Gastonia erupts for eight runs in seventh, beats Staten Island 11-4
Gastonia was still trailing 3-2 when the seventh inning began, and what had been a tight, well-pitched game unraveled fast. The Ghost Peppers strung together eight runs on seven hits in the frame, seized an 11-3 lead and went on to beat Staten Island 11-4 at CaroMont Health Park.
For six innings, the game looked like it might stay on the rails. Ethan Lindow worked 6.1 innings for Gastonia and allowed three runs, while Charlie Adamson gave Staten Island a strong start of his own. The Ferry Hawks opened a 3-0 lead with home runs from Brandon Wagner and Lamar Briggs, but Gastonia chipped away instead of letting the game get away.
Chandler Seagle put the Ghost Peppers on the board with an RBI single, then Bryson Brigman and Grant Lavigne delivered the two-run burst in the sixth that pulled Gastonia even. That set up the inning that changed everything, and it came as soon as Staten Island turned to the bullpen.
Chris Proctor opened the seventh with a leadoff triple, a swing that announced the inning had shifted for good. Seagle followed with a double that gave Gastonia its first lead, and the lineup kept rotating through with RBI singles as the pressure never let up. Jace Rinehart finished the outburst with a two-run double down the third-base line, the kind of hit that turned a close game into a rout in a matter of minutes.

The finish pushed Gastonia to 31-21 and extended its winning streak to six straight. More than the margin, though, the seventh inning offered a glimpse of what has made the Ghost Peppers dangerous over this stretch: depth through the order, traffic on the bases and the ability to bury a team once the bullpen door opens. That is the kind of late-game punch that can travel deep into a first-half race.

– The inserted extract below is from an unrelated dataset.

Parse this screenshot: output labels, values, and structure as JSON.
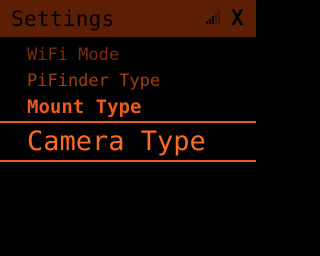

Nate Peden, Jake Rice and McKinley Moore handled the final innings on the mound for Gastonia. The win left the Ghost Peppers in second place in the South Division, five games behind the Southern Maryland Blue Crabs, with 11 games left in the first half. Proctor’s leadoff triple also came on the heels of his recognition as the Atlantic League Player of the Week for June 16-21, another sign that the seventh-inning surge was built around the right players at the right time.